OIFP’s Medicaid Fraud Control Unit
Operation PharmScam – OIFP’s Medicaid Fraud Control Unit indicted or obtained guilty pleas from 24 defendants, including the owners of a pharmacy and a clinic in Essex County, in an ongoing investigation into schemes in which prescriptions for HIV/AIDS drugs and other expensive medications were bought from Medicaid beneficiaries so that Medicaid could be billed for drugs that were never dispensed. The total fraud is estimated to have exceeded $2.3 million. The clinic=s owner, Bryan X. Chandler, and two pharmacy operators, Abdul Bari and John Borges, each pleaded guilty to health care claims fraud. Bari was sentenced to three years in state prison and ordered to pay $500,000 in fines and restitution. Chandler and Borges face state prison sentences of three to five years. The operation has resulted in the seizure of over $4 million in assets.
Operation MedScam – Operation MedScam led to the arrests in October of 13 people, including doctors and pharmacists, in connection with a major narcotics network in Hudson County that distributed thousands of prescription pain pills such as OxyContin and Percocet. Search warrants were executed at multiple locations and more than $1 million in assets were seized.

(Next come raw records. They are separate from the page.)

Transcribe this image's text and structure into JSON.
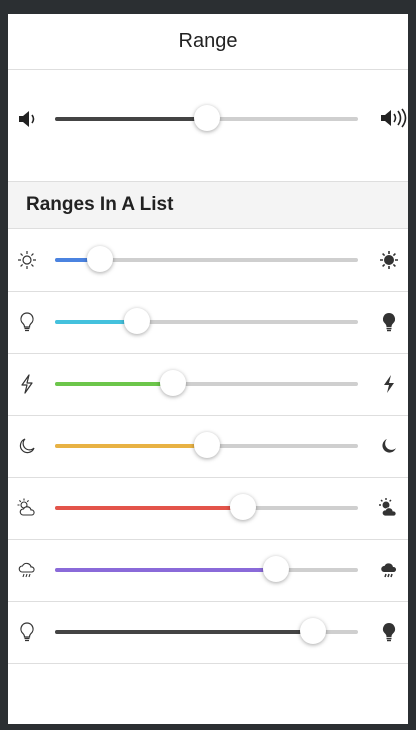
{
  "header": {
    "title": "Range"
  },
  "volume": {
    "value": 50,
    "fill_color": "#444444",
    "left_icon": "volume-low-icon",
    "right_icon": "volume-high-icon"
  },
  "list": {
    "title": "Ranges In A List",
    "items": [
      {
        "value": 15,
        "color": "#4b83e0",
        "left_icon": "sun-outline-icon",
        "right_icon": "sun-filled-icon"
      },
      {
        "value": 27,
        "color": "#44c1dd",
        "left_icon": "bulb-outline-icon",
        "right_icon": "bulb-filled-icon"
      },
      {
        "value": 39,
        "color": "#6cc64a",
        "left_icon": "bolt-outline-icon",
        "right_icon": "bolt-filled-icon"
      },
      {
        "value": 50,
        "color": "#e8b244",
        "left_icon": "moon-outline-icon",
        "right_icon": "moon-filled-icon"
      },
      {
        "value": 62,
        "color": "#e3544a",
        "left_icon": "partly-sunny-outline-icon",
        "right_icon": "partly-sunny-filled-icon"
      },
      {
        "value": 73,
        "color": "#8a6ad9",
        "left_icon": "rainy-outline-icon",
        "right_icon": "rainy-filled-icon"
      },
      {
        "value": 85,
        "color": "#444444",
        "left_icon": "bulb-outline-icon",
        "right_icon": "bulb-filled-icon"
      }
    ]
  }
}
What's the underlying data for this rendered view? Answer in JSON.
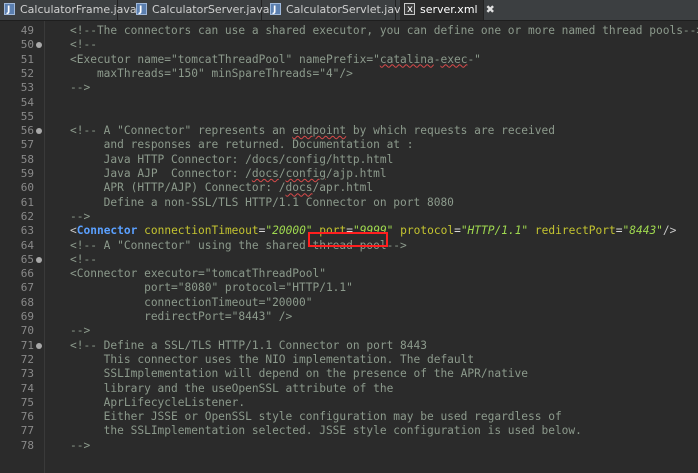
{
  "tabs": [
    {
      "label": "CalculatorFrame.java",
      "icon": "java-file-icon",
      "active": false
    },
    {
      "label": "CalculatorServer.java",
      "icon": "java-file-icon",
      "active": false
    },
    {
      "label": "CalculatorServlet.java",
      "icon": "java-file-icon",
      "active": false
    },
    {
      "label": "server.xml",
      "icon": "xml-file-icon",
      "active": true,
      "close_glyph": "✖"
    }
  ],
  "editor": {
    "lines": [
      {
        "num": "49",
        "text": "<!--The connectors can use a shared executor, you can define one or more named thread pools-->"
      },
      {
        "num": "50",
        "pre": "<!--"
      },
      {
        "num": "51",
        "pre": "<Executor name=\"tomcatThreadPool\" namePrefix=\"",
        "sq": "catalina",
        "mid": "-",
        "sq2": "exec",
        "post": "-\""
      },
      {
        "num": "52",
        "text": "    maxThreads=\"150\" minSpareThreads=\"4\"/>"
      },
      {
        "num": "53",
        "text": "-->"
      },
      {
        "num": "54",
        "text": ""
      },
      {
        "num": "55",
        "text": ""
      },
      {
        "num": "56",
        "pre": "<!-- A \"Connector\" represents an ",
        "sq": "endpoint",
        "post": " by which requests are received"
      },
      {
        "num": "57",
        "text": "     and responses are returned. Documentation at :"
      },
      {
        "num": "58",
        "text": "     Java HTTP Connector: /docs/config/http.html"
      },
      {
        "num": "59",
        "pre": "     Java AJP  Connector: /",
        "sq": "docs",
        "mid": "/",
        "sq2": "config",
        "post": "/ajp.html"
      },
      {
        "num": "60",
        "pre": "     APR (HTTP/AJP) Connector: /",
        "sq": "docs",
        "post": "/apr.html"
      },
      {
        "num": "61",
        "text": "     Define a non-SSL/TLS HTTP/1.1 Connector on port 8080"
      },
      {
        "num": "62",
        "text": "-->"
      },
      {
        "num": "63",
        "connector": true
      },
      {
        "num": "64",
        "text": "<!-- A \"Connector\" using the shared thread pool-->"
      },
      {
        "num": "65",
        "text": "<!--"
      },
      {
        "num": "66",
        "text": "<Connector executor=\"tomcatThreadPool\""
      },
      {
        "num": "67",
        "text": "           port=\"8080\" protocol=\"HTTP/1.1\""
      },
      {
        "num": "68",
        "text": "           connectionTimeout=\"20000\""
      },
      {
        "num": "69",
        "text": "           redirectPort=\"8443\" />"
      },
      {
        "num": "70",
        "text": "-->"
      },
      {
        "num": "71",
        "text": "<!-- Define a SSL/TLS HTTP/1.1 Connector on port 8443"
      },
      {
        "num": "72",
        "text": "     This connector uses the NIO implementation. The default"
      },
      {
        "num": "73",
        "text": "     SSLImplementation will depend on the presence of the APR/native"
      },
      {
        "num": "74",
        "text": "     library and the useOpenSSL attribute of the"
      },
      {
        "num": "75",
        "text": "     AprLifecycleListener."
      },
      {
        "num": "76",
        "text": "     Either JSSE or OpenSSL style configuration may be used regardless of"
      },
      {
        "num": "77",
        "text": "     the SSLImplementation selected. JSSE style configuration is used below."
      },
      {
        "num": "78",
        "text": "-->"
      }
    ],
    "fold_markers": [
      "50",
      "56",
      "65",
      "71"
    ],
    "connector_line": {
      "open": "<",
      "tag": "Connector",
      "attrs": [
        {
          "name": "connectionTimeout",
          "value": "\"20000\""
        },
        {
          "name": "port",
          "value": "\"9999\""
        },
        {
          "name": "protocol",
          "value": "\"HTTP/1.1\""
        },
        {
          "name": "redirectPort",
          "value": "\"8443\""
        }
      ],
      "close": "/>"
    }
  },
  "colors": {
    "background": "#2b2b2b",
    "comment": "#8c9a8c",
    "tag": "#5aa0ff",
    "attribute": "#c4c430",
    "value": "#9fd94f",
    "highlight_box": "#ff1f1f"
  }
}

State v. New Jersey Mobile Dentist – In a series of undercover operations conducted in nursing homes by OIFP’s Medicaid Fraud Control Unit, detectives documented dentists not performing services that were billed to Medicaid. As a result of the investigation, four dentists employed by New Jersey Mobile Dentist have pleaded guilty thus far. The Medicaid program allegedly paid New Jersey Mobile Dentist more than $1.3 million as a result of fraudulent billing for those four dentists.